Past Meeting: Tuesday, March 1, 2011

Attendees were no doubt impressed by both Craig's insight and his ability to elicit reflective and reasoned responses from the audience.

At the beginning of this decade and century, our country witnessed a spate of egregious violations of both our anti-fraud laws and our sense of ethical propriety.  The violations were led by a handful of CEOs and CFOs in high-profile public companies.  The perpetrators have largely been brought to justice.  But it led Congress and the President to respond at the time by passing the Sarbanes-Oxley Act, and it left many Americans with the nagging question: how could all this have happened, in a country where we take pride in our moral fiber and in our ability to conduct ourselves ethically in business, in diplomacy and on the world stage?

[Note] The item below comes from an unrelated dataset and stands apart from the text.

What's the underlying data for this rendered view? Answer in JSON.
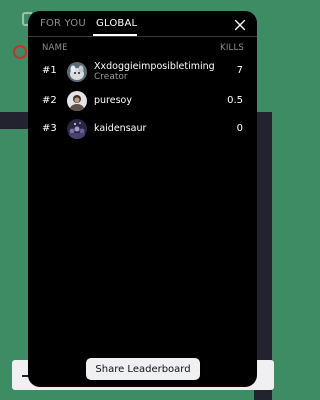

If more of those high-flying CEOs/CFOs back in the early 2000s -- Ken Lay, Jeff Skilling, Andy Fastow, Bernie Ebbers, Scott Sullivan, Dennis Kozlowski -- had had a stronger sense of ethics in business and in life, we could have avoided the excesses that landed most of them in prison (and, perhaps more relevantly to some of us, we also could have avoided some of the more onerous financial reporting requirements of SOx Section 404, something which has arguably cost our economy many billions of dollars of non-productive spending to implement and enforce).

So what is business ethics all about?  Isn't it just about doing the right thing... and isn't that pretty easy?

Anyone who's ever been in a decisionmaking role for any period of time, and anyone who's ever taken a course or even read an article on ethics, knows that the issues are NOT always easy.  If they were easy, I guess we wouldn't need SOx, would we?... and our speaker, Craig Barkacs, would be out of a job!  ;-)

In just over an hour, Craig will touch on, and get us thinking about, a whole host of issues:

  • How business ethics has become a prominent topic in business schools and how the topic of business ethics is addressed
  • Knowing v. Doing
  • Critical thinking errors
  • Justification and Rationalization
  • Self-Deception
  • Cues and Clues from the Top
  • Behavior following incentives
  • Moral Modeling and Moral Courage
  • Principles & Consequences: Right and Wrong / Good and Bad
  • Analytical frameworks involved in business ethics decision-making
  • Compliance-based and Integrity-based models
  • Loyalty and Integrity
  • Stakeholder Analysis
  • Standards of Fairness
  • Due Process
  • Restorative Justice and Humane Second Chances
  • Real world examples of the foregoing
  • Ethics as a Work in Progress
  • An invitation to those present to weigh in on the foregoing with comments, observations, examples or hypothetical situations of their own, and questions.

Speaker

Craig Barkacs J.D., M.B.A.Professor, USD

About Craig Barkacs

Craig earned his B.A. in Philosophy from Kenyon College and a joint J.D./MBA from USD. As an attorney, he often represented the "underdog" in high-profile civil and business litigation cases. As an educator, Craig has designed and taught numerous courses on negotiation, law, ethics, and international business and has published extensively. In addition, he is often sought out by the media to provide commentary on business, legal, ethical, and political issues. Craig and his wife, Linda, are principals in The Barkacs Group, a business consulting firm that provides ethics and negotiation training for the private sector.